Offshore wind has made its way to the Atlantic. Over 200 miles from the shore of Agucadoura, Portugal, a two-megawatt turbine is currently floating on the sea and will soon generate power. The project is expected to be up and running after a few weeks of testing. The turbine is a joint project between Seattle-based wind developer Principle Power and a Portuguese utility.
The turbine and floating platform were assembled onshore, then towed out to the open Atlantic. So how exactly does a tall wind turbine with a wide wingspan float in the ocean? The company behind the turbine says they have come up with a technology that reduces wave and wind movement on the platform, “which allows a large turbine to be placed in waters with depths of more that 164 feet, where it is able to capture stronger winds,” Renewable Energy World reported today.

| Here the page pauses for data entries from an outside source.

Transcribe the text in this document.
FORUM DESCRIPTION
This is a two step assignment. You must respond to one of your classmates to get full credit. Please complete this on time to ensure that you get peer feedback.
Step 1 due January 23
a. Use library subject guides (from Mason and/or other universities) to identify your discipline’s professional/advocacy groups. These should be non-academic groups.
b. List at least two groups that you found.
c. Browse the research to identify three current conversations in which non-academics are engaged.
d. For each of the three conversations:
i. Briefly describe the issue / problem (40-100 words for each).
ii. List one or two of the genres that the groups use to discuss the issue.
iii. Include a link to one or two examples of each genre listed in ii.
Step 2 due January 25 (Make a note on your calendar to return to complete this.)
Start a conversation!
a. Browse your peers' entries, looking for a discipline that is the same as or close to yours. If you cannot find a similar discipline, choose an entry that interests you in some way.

The company says that any wind turbine can be used with the platform.
“In a way we are making a similar leap towards new energy resources as the Oil & Gas industry did in the 1970’s when it began using floating structures,” Alla Weinstein, CEO of Principle Power, said in a statement. The single Portugal turbine is a pilot for a larger program that will ultimately be a 150 MW offshore floating wind farm.
Will Texas be next? One company, Baryonyx, is working on developing windfarms with hundreds of turbines off the coasts of Corpus Christi and Brownsville. The company has leased 67,500 acres offshore, the most of any wind energy company in the state.